High concentrations of receptors for pancreatic polypeptide (PP), a pancreatic hormone, were recently discovered in the dorsomedial region of the dorsal vagal complex (DVC). We hypothesized that gastric acid secretion and motility, digestive functions strongly influenced by vagovagal reflexes organized within the DVC, would be affected by PP applied directly to this vagal sensorimotor integration area. After urethan-anesthetized rats were prepared for antral motility recording or titrometric analysis of gastric acid output, phosphate-buffered saline or various doses of PP in phosphate-buffered saline were micropressure injected into the medial DVC. Injections of PP into the DVC produced significant, long-lasting, and dose-dependent increases in gastric acid secretion and antral motility. These gastric responses were blocked by bilateral cervical vagotomy and by atropine, suggesting that intramedullary PP stimulates vagal cholinergic pathways, resulting in enhanced gastric functions. Because PP is not synthesized within the central nervous system, these results point to a new mechanism whereby the digestive tract may modulate its own autonomic control: direct humoral action on vagovagal reflex circuits within the brain stem.

Thyrotropin-releasing hormone analogue and serotonin interact within the dorsal vagal complex to augment gastric acid secretion.

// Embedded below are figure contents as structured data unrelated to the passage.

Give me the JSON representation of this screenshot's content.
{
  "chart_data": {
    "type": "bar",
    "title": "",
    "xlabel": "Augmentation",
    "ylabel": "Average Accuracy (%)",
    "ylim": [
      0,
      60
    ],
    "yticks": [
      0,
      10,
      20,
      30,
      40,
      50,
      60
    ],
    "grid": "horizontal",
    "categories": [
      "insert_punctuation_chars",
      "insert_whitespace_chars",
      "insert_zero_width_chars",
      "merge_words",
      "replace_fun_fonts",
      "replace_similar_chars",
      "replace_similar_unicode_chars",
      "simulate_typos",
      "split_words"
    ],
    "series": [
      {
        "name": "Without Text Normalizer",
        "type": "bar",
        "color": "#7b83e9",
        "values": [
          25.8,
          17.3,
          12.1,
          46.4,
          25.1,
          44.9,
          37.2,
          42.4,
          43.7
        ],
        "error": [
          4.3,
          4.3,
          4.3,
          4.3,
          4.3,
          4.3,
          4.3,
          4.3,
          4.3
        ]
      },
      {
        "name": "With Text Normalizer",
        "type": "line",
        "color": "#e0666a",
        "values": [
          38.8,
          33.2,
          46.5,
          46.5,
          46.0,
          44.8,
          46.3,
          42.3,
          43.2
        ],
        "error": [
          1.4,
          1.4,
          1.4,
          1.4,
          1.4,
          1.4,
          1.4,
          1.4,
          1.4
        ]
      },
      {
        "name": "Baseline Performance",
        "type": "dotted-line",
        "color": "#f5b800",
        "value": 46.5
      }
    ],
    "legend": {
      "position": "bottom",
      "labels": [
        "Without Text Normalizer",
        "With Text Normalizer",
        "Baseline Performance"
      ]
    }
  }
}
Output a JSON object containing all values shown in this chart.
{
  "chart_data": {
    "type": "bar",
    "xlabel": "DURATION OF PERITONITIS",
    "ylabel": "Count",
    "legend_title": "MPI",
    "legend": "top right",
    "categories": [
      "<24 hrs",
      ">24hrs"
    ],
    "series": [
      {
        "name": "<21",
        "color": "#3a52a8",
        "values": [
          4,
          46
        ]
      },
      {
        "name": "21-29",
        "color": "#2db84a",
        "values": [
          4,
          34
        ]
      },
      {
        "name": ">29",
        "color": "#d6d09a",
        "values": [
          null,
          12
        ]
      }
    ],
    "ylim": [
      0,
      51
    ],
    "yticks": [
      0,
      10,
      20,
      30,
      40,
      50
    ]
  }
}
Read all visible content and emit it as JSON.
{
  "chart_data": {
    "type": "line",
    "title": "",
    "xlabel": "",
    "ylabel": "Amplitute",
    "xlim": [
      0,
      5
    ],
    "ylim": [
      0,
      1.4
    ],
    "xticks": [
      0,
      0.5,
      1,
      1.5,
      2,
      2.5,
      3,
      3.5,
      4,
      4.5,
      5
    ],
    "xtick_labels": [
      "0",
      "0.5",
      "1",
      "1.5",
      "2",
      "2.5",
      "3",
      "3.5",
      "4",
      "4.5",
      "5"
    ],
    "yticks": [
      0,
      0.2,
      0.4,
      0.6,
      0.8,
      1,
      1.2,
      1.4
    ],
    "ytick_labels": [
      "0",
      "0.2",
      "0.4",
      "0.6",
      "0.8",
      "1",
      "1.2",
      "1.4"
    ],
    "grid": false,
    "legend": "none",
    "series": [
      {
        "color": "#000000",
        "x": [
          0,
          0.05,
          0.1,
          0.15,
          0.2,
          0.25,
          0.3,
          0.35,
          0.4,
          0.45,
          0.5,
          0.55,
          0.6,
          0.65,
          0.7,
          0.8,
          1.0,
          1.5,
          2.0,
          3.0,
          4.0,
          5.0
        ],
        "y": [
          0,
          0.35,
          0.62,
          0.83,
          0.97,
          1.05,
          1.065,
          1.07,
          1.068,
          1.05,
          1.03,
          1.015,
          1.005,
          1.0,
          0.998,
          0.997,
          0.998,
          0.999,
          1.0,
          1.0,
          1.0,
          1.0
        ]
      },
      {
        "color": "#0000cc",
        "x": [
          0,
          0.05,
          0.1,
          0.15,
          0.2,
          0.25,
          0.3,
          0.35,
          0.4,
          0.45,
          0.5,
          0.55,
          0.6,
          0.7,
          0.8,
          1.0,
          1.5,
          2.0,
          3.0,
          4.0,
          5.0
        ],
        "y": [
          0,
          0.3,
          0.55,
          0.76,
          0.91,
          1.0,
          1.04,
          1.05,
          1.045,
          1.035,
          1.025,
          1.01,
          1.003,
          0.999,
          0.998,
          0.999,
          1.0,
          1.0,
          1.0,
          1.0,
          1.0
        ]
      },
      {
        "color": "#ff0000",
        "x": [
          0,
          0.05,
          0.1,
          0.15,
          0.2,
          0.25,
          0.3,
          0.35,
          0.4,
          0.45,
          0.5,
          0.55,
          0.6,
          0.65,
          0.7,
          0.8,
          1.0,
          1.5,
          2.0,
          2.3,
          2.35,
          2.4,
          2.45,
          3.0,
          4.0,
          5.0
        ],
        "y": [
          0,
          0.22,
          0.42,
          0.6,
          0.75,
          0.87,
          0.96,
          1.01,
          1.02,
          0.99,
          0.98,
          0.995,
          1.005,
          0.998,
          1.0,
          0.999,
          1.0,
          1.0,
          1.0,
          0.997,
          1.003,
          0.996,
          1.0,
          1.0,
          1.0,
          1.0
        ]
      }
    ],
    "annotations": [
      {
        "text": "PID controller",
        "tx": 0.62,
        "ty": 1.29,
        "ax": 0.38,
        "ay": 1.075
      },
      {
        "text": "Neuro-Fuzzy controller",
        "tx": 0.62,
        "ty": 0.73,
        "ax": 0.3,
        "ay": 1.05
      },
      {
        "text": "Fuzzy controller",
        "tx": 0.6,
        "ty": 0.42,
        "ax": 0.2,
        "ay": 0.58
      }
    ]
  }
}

The effects of serotonin (5HT) and a thyrotropin-releasing hormone (TRH) analogue, RX77368, on vagal control of gastric acid secretion were studied. Microinjection of RX77368 (0.66 pmol in 10 nl), but not 5HT (8 pmol in 10 nl), into the dorsal vagal complex (DVC) evoked a significant increase in acid output. When the same doses of RX77368 and 5HT were co-injected, the amount of acid secreted was significantly greater than that due to RX77368 alone. Thus, 5HT and the TRH analogue interact within the DVC to enhance vagal stimulation of acid secretion. The study suggests a possible functional significance of raphe TRH/serotonergic tracts projecting to the DVC.